We provide empirical evidence demonstrating that inaccessible regions, even when covering only a few percentages of the genome, can lead to a substantial amount of false findings if not accounted for in statistical colocalization analysis.
当前版本的参考基因组组装仍然包含由 N 组成的大片段缺口。由于高通量测序reads 无法映射到这些缺口区域,这些区域缺乏实验数据。此外,有几种技术平台检测基因组序列的靶向部分,这意味着无法在这些实验中检测到基因组序列未检测部分的区域。我们将所有这些区域都称为不可及区域,并假设在统计测试中忽略这些区域的无效模型可能会增加基因组特征共定位的假阳性发现。

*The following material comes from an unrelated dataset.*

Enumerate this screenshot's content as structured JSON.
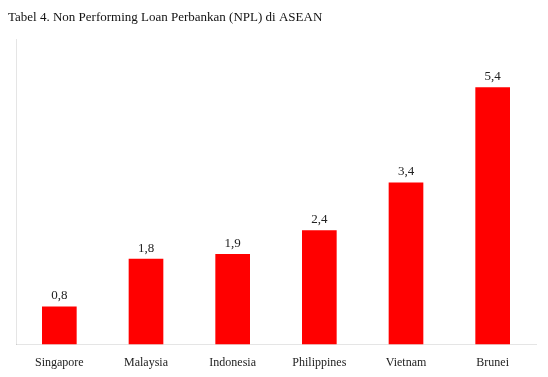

我们的探索性分析证实,公共基因组轨迹中的基因组区域与人类参考基因组(hg19 和 hg38)的组装缺口相交甚少。这种少量的交集仅在缺口区域的开始和结束部分观察到。此外,我们通过匹配真实基因组轨迹的属性来模拟一组合成轨迹,从而使它们之间的任何真实关联无效。这使我们能够测试我们的假设,即在无效模型中不避免不可及区域(如组装缺口所代表的)会导致统计显著性的虚假膨胀。我们对比了在测试一对轨迹之间的共定位时,无效模型中是否避免组装缺口的基于蒙特卡罗置换检验的检验统计量和 p 值的分布。我们观察到,在无效模型中不考虑组装缺口的统计检验导致检验统计量的分布向右移,p 值的分布向左移(表明显著性膨胀)。我们在 hg19 和 hg38 中观察到了类似水平的显著性膨胀,尽管后者参考基因组中的组装缺口仅覆盖了基因组的一小部分。
我们提供了经验证据,证明不可及区域,即使仅覆盖基因组的几个百分比,如果在统计共定位分析中不考虑这些区域,也可能导致大量的假阳性发现。